Earlier this month, the National Transportation Safety Board (NTSB) released preliminary statistics about transportation-related deaths in the United States during 2013. Overall, the news was better than the prior year. Transportation-related fatalities decreased by about three percent and fewer marine, aviation, highway and pipeline related transportation deaths occurred.
The Same Was Not True for Railroad-Related Deaths
The railroad transportation sector experienced an increase in fatalities from 2012 to 2013. According to the NTSB:
- 34,678 people died in transportation accidents throughout the United States in 2013. This is 1,118 fewer people than the 35,796 people who died in 2012 transportation accidents.

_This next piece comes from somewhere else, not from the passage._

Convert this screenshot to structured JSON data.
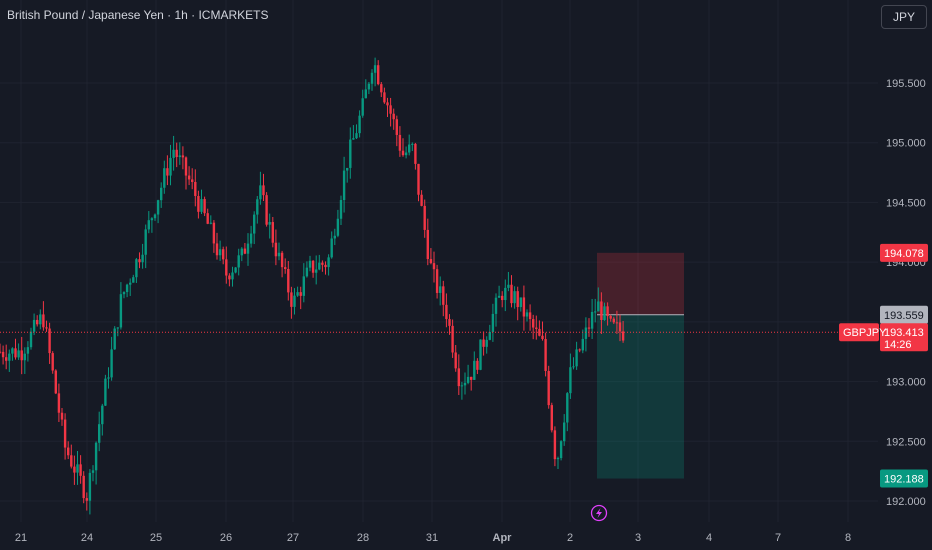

- Railroad deaths increased by 6 percent from 2012 to 2013.
- The number of railroad deaths increased from 840 in 2012 to 891 in 2013.
- While trespassers accounted for many of the railroad deaths, passengers, railroad workers and contractors also lost their lives in railroad accidents during 2013.
- Some of these deaths occurred on commuter trains, freight trains, or other types of trains in New York and New Jersey.
The preliminary statistics did not indicate why there was a significant increase in railroad-related deaths. Yet the numbers let us know that this form of transportation is bucking the national trend and deserves attention so that fewer lives can be lost when the government reports on railroad related fatalities for 2015 and beyond.